Over 200 locals join protest march calling for the shutdown of antimony factories in Mon State

August 23, 2018

WCRP: On July 22nd 2018, over 200 people who live near the Mawlamyine industrial zone in Mon State joined a protest march calling for the shutdown of two antimony factories. The protesters said the factories’ air pollution is affecting locals’ health.

U Zaw Zaw Han, spokesperson for the demonstration, said locals had sent numerous letters to the Mon State government about the bad smell from the factories, but because nothing has happened the locals are protesting, calling on the government to shut down the factories. The protesters collected signatures during the protest, and they will send them to the president in ten days.

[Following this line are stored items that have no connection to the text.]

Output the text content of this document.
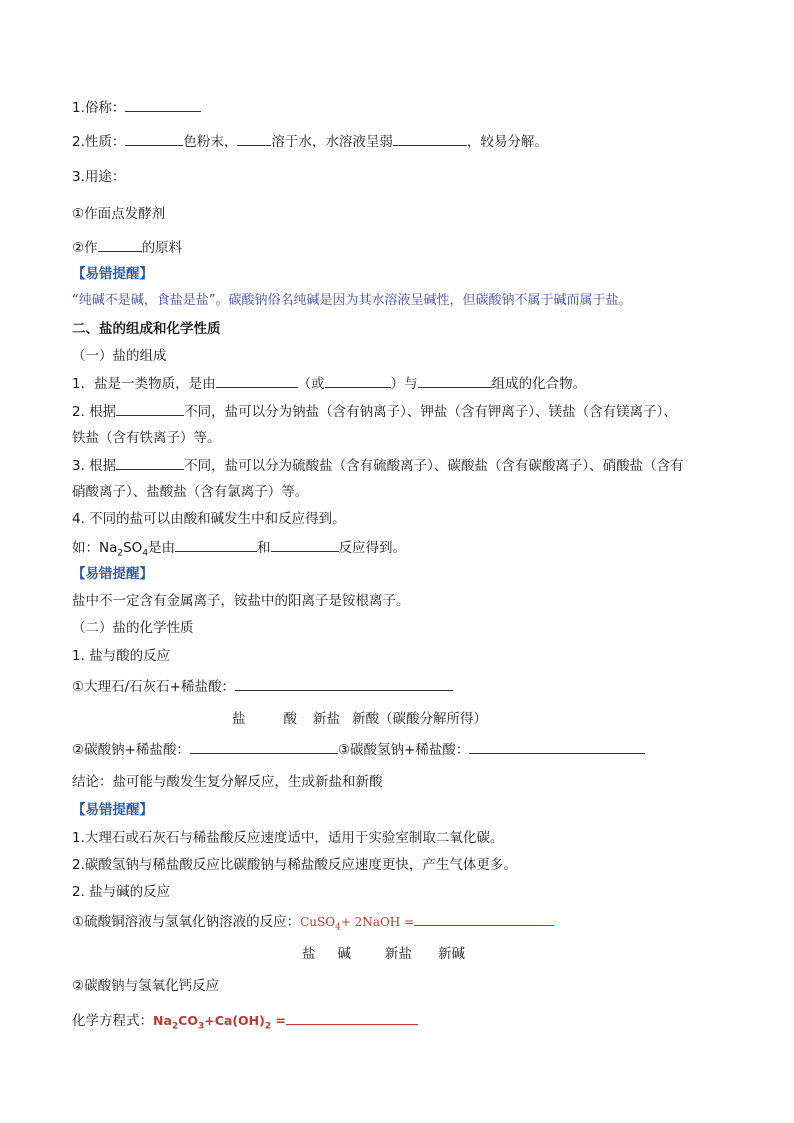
1.俗称：
2.性质：	色粉末，	溶于水，水溶液呈弱	，较易分解。
3.用途：
①作面点发酵剂
②作	的原料
【易错提醒】
“纯碱不是碱，食盐是盐”。碳酸钠俗名纯碱是因为其水溶液呈碱性，但碳酸钠不属于碱而属于盐。
二、盐的组成和化学性质
（一）盐的组成
1．盐是一类物质，是由	（或	）与	组成的化合物。
2. 根据	不同，盐可以分为钠盐（含有钠离子）、钾盐（含有钾离子）、镁盐（含有镁离子）、
铁盐（含有铁离子）等。
3. 根据	不同，盐可以分为硫酸盐（含有硫酸离子）、碳酸盐（含有碳酸离子）、硝酸盐（含有
硝酸离子）、盐酸盐（含有氯离子）等。
4. 不同的盐可以由酸和碱发生中和反应得到。
如：$Na_2SO_4$是由	和	反应得到。
【易错提醒】
盐中不一定含有金属离子，铵盐中的阳离子是铵根离子。
（二）盐的化学性质
1. 盐与酸的反应
①大理石/石灰石+稀盐酸：
盐	酸 新盐 新酸（碳酸分解所得）
②碳酸钠+稀盐酸：	③碳酸氢钠+稀盐酸：
结论：盐可能与酸发生复分解反应，生成新盐和新酸
【易错提醒】
1.大理石或石灰石与稀盐酸反应速度适中，适用于实验室制取二氧化碳。
2.碳酸氢钠与稀盐酸反应比碳酸钠与稀盐酸反应速度更快，产生气体更多。
2. 盐与碱的反应
①硫酸铜溶液与氢氧化钠溶液的反应：CuSO$_4$+ 2NaOH =
盐 碱	新盐 新碱
②碳酸钠与氢氧化钙反应
化学方程式：$Na_2CO_3+Ca(OH)_2$ =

Locals have suffered because of the bad smell from the factories. It can affect our health. Many people in these areas can smell the bad smell, but the government says it doesn’t smell bad, and the smell only lasts for a few seconds. The [Mon] state government has not listened to our voice, and so we are protesting. After we finish collecting the signatures from the protest, we will send them to the president,” U Zaw Zaw said.

Locals told HURFOM that the smells emitted from the factories are like rotten eggs or burning acid. They suffered thirst, dizziness, and say that it affects the health of locals. In addition, bad water emitted from the factories destroys surrounding farmland. For these reasons the locals are calling for the factories to be shut down.

Locals accept that there are varieties of bad smells in the industrial zone. “The smells are really strange. After inhaling the smell, we feel thirsty. We know that there are a variety of bad smells in the industrial zone, and we can tolerate the other smells. One time, the government measured the smoke emitted from the antimony factories, but they did not measure the smell from the factory chimneys; they just left the machine outside,” said U Zaw Naing, the leader of the protesters.

Moreover, when the locals visited the antimony factories, they describe how there is no smell inside the factory, but the smell starts after they leave the factories.

U Zaw Oo added, “We don’t want to have these antimony factories in the industrial zone. The government allowed the factories to operate temporarily, but that was six months ago now, and the locals have been suffering the effects. The previous government shut down the factories four days after receiving our report about the smell. Now, we have been sending letters to the new government for the past six months but we have heard nothing from them.

When the Mon State government tested the air from the antimony factories, the air quality metres showed that the air was over the limit for air pollution. However, the government said we could not assume it was over the limit based on that test,” U Zaw Zaw Han.

We feel that the new government only represents the interests of the factories. They don’t even feel bad for us.”

The Minister of Natural Resources and Environment, Dr Min Kyi Win said that, “Regarding the complaint letters from the locals, we have tested the antimony factories twice with our equipment. We have sent the test results to the Mon State government. According to our measurements, the air quality metres have shown different results. Sometimes the air quality was above the safe limit for air pollution, and sometimes it stayed below the limit and is nothing to worry about.”

He added, “The smell of burning is not continuous for 24 hours. We have visited the factories to test the smell, and we only sometimes smelled this unique smell from the factories.”

The government instructed the factories to use air quality metres to measure the smoke emitted from the factories’ chimneys.